BCI and physiological computing

Although Brain-Computer Interfaces (BCI) have demonstrated their tremendous potential in numerous applications, they are still mostly prototypes, not used outside laboratories. This is mainly due to the following limitations:

  • Performances: the poor classification accuracies of BCIs make them inconvenient to use or simply useless compared to available alternatives

  • Stability and robustness: the sensibility of ElectroEncephaloGraphic (EEG) signals to noise and their inherent non-stationarity make the already poor initial performances difficult to maintain over time

  • Calibration time: the need to tune current BCIs to each user’s EEG signals makes their calibration times too long.

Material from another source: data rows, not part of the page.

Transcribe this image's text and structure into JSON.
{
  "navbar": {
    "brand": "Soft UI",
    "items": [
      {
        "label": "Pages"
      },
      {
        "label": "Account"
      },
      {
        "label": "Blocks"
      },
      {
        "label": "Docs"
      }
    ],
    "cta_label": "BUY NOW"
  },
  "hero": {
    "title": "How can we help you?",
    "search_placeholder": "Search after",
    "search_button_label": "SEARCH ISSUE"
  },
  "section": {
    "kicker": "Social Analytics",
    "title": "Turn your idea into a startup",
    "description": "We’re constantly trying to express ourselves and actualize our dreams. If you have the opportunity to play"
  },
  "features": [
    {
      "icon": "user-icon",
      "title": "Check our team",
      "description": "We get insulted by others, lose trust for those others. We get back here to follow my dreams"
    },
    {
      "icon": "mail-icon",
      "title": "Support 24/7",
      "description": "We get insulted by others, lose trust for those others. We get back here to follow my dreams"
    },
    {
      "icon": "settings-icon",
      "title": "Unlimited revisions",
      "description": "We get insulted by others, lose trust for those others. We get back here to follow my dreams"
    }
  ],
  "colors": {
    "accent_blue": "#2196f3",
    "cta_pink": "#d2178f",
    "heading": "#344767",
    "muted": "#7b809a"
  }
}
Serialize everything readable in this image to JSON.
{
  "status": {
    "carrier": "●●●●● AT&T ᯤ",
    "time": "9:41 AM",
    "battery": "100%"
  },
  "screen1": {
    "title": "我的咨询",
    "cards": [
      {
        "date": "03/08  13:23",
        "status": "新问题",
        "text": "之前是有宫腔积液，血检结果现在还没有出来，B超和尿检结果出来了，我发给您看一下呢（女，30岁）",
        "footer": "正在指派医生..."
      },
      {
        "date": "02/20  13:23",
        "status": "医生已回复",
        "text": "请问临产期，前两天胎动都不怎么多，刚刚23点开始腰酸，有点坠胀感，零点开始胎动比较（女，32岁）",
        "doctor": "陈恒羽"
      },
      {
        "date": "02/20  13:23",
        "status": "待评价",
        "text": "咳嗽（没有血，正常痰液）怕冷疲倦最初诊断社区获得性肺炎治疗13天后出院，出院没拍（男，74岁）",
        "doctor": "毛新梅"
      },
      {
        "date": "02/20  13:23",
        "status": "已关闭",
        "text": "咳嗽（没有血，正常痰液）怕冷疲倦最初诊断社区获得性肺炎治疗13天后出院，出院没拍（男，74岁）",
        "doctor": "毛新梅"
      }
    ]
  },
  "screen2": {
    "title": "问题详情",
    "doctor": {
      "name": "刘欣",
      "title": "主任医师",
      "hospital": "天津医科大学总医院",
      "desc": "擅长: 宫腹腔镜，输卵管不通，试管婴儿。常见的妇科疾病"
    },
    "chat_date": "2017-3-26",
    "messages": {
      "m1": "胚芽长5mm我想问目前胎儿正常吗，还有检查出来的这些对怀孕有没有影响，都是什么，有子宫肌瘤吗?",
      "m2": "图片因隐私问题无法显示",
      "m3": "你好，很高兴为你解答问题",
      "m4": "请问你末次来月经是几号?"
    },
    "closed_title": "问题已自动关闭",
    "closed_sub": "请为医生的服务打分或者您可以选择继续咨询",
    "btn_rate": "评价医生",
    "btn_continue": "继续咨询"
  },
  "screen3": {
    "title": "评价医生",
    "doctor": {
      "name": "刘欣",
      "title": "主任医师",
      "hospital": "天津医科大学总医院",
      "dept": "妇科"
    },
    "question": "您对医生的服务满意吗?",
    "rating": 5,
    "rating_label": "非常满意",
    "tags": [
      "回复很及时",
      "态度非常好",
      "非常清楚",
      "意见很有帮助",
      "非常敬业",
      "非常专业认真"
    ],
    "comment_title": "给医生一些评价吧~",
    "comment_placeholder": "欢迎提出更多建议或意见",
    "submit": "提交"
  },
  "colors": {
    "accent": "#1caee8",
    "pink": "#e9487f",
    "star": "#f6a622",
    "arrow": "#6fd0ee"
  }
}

As part of our research on EEG-based BCIs, we notably aim at addressing these limitations by designing robust EEG signal processing tools with minimal calibration times, in order to design practical BCI systems, usable and useful outside laboratories. To do so we explore the design of alternative features and robust spatial filtering algorithms to make BCIs more robust to noise and non-stationarities, as well as more accurate. We also explore artificial EEG data generation and user-to-user data transfer to reduce calibration times.